Additionally I would consider the fact that unless the temp agency agent explicitly states that it's a long term position, no matter what the opinion of the people who you interact with at the job site it most likely is a temporary position. I would screen each job and ask the question "Is it long term?" and if it's not contemplate the possibility of something long term coming up and whether or not you want to wait for it. 

Keep trying. I really understand that you're frustrated. I really do. But perspective is what matters now. It's hard to have a good one sometimes, but it matters because it WILL help your efforts.


----------



## theflame (Apr 12, 2014)

ancientone said:


> Patience and persistence as well as putting yourself out there will help. It'll take time, it won't happen over night but I do believe in you.
> 
> 
> 
> ...


I appreciate your thoughts. I hate working in a factory but that's all that's around here. I'm thinking about directly applying into a factory now that I've had at least a year's experience. I figure I'd get experience with a temp to say I had a background in it. Now that I've had enough, I think I can directly apply. It seems like to get directly hired into a factory people have to already know people.

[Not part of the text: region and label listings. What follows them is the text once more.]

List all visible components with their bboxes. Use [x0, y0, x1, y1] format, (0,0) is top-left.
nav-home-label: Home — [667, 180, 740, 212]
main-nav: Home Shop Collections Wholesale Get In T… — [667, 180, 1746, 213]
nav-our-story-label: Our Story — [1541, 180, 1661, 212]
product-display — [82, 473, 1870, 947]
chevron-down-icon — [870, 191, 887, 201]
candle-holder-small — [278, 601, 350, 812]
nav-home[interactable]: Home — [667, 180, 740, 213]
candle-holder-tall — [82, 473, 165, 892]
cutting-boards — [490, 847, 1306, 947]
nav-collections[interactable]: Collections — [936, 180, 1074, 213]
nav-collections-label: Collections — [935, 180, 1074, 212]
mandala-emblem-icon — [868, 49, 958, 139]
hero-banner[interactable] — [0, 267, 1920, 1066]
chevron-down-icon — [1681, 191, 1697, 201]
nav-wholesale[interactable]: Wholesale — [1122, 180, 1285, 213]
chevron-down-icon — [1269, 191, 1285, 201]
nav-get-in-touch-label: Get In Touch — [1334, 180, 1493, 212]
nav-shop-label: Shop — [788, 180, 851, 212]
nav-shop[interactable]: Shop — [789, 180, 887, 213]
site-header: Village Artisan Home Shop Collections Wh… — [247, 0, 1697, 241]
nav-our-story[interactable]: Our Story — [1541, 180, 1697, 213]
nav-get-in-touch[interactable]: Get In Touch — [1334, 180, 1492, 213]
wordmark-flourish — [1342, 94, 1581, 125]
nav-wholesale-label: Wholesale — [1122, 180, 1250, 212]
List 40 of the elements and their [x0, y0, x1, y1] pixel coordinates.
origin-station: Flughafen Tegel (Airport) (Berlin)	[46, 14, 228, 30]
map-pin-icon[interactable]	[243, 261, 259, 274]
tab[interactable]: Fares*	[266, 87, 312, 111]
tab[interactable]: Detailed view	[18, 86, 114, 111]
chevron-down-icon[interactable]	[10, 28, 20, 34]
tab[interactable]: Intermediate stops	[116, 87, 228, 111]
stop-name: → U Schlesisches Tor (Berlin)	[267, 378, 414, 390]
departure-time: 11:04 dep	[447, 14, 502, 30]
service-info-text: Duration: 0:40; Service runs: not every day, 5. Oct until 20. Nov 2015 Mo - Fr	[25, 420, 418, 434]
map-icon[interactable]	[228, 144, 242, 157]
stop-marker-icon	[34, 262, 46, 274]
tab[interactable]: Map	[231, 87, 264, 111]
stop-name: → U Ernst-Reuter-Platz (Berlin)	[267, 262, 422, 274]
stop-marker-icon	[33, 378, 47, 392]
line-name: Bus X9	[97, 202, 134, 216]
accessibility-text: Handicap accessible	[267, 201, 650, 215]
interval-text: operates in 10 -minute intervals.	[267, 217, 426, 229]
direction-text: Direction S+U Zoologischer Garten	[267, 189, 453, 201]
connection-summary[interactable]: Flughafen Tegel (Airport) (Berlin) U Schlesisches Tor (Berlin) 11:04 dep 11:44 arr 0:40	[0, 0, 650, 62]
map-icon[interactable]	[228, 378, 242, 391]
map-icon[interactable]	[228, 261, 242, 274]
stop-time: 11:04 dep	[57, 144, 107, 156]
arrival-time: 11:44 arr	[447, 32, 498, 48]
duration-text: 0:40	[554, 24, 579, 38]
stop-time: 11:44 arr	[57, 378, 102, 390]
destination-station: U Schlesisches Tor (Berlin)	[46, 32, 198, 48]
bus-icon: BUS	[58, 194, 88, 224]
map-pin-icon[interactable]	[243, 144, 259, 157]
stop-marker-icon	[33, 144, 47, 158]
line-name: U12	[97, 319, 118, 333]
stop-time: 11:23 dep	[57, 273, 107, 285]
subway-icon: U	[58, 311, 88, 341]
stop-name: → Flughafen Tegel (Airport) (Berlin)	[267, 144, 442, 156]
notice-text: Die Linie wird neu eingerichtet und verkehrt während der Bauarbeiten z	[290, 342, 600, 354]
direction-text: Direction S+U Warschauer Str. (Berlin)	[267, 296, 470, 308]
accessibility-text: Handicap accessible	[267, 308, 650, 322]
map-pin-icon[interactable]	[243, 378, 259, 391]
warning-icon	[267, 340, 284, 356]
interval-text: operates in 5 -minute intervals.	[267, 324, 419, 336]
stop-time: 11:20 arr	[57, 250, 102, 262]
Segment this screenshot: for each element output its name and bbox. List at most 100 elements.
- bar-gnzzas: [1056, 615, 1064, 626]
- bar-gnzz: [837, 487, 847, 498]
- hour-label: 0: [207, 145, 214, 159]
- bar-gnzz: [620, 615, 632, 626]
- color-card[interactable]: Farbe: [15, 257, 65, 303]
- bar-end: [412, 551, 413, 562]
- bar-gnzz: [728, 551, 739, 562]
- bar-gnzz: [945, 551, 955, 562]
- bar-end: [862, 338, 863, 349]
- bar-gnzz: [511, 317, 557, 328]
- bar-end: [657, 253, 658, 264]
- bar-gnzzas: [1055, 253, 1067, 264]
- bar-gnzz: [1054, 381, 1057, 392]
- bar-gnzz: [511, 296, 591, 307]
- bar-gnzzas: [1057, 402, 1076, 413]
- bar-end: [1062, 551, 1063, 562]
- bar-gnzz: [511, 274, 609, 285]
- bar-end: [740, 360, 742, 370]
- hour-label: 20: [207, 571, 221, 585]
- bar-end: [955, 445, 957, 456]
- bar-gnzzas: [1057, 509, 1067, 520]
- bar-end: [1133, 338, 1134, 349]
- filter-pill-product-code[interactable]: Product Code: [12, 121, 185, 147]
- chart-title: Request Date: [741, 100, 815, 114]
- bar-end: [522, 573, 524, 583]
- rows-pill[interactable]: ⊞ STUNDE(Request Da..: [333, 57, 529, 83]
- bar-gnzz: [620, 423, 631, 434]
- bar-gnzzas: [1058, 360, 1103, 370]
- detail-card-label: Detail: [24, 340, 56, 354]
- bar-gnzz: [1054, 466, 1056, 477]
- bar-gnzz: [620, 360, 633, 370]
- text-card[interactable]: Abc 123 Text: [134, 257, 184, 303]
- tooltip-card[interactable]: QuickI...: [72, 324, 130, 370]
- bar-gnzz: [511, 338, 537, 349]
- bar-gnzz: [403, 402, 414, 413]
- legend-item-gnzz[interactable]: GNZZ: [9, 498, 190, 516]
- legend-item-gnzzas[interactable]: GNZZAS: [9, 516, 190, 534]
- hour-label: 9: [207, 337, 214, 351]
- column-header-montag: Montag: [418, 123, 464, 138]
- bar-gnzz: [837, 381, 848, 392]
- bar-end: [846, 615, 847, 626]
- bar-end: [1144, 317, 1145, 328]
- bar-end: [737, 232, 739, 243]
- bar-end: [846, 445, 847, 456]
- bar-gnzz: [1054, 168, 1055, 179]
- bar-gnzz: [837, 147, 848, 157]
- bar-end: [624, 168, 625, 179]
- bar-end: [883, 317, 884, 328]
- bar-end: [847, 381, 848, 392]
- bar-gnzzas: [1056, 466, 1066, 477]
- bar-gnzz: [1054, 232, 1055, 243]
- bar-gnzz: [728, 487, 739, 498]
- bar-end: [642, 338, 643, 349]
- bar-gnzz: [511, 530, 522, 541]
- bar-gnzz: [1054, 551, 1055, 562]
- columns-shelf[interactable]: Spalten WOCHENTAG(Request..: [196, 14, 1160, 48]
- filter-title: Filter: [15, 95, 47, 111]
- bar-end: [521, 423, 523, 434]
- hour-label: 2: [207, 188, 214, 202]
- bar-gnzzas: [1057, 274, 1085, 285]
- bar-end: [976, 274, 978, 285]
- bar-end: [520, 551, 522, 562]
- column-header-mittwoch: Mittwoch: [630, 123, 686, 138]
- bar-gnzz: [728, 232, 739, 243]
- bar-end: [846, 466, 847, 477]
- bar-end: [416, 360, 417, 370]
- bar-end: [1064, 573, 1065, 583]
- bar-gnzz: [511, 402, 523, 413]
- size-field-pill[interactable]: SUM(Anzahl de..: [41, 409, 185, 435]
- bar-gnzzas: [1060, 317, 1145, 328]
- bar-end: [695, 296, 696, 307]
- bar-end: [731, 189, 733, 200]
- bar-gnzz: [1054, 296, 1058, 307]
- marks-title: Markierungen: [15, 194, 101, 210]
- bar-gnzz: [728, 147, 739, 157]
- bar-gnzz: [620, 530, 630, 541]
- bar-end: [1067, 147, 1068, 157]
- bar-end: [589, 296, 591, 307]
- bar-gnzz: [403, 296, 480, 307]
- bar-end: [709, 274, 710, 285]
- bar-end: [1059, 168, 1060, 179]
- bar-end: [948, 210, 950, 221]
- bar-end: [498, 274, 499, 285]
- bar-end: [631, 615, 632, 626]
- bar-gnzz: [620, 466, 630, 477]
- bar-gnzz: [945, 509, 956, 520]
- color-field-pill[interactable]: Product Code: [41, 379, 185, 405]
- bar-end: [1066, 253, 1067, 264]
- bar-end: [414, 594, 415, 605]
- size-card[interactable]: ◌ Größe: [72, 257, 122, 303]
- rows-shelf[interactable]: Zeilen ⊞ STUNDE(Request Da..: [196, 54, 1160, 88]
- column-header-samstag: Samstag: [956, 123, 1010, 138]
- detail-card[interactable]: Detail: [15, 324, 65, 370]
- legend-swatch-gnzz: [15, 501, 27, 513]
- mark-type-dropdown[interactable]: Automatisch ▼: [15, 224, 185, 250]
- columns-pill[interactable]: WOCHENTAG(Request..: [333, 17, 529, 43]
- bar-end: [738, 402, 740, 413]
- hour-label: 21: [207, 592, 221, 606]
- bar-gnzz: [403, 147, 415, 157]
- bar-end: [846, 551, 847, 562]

I know one factory will notice me out there and when they do they will definitely get the best worker they've ever had, especially if they give me health insurance.


----------



## Vic (Dec 4, 2010)

Yes, but it's been fulltime work at each place. And I move because I choose to move. I think my current position is the first place that's felt like a long-term role, but it might also be that I'm in my early 30s and less inclined to hop around.

My strongest recommendation is if you can't find the work you want where you live, move to a place where you can find it. California's a fine place but can be expensive. But that's clearly my preference. You need to decide what is more important--your current home or your dream job--and sacrifice accordingly.


----------



## anarchitektur (Feb 11, 2011)

Where do you live, and what is your ideal side job?

Then I can at least tell you what _I_ would do in your shoes.


----------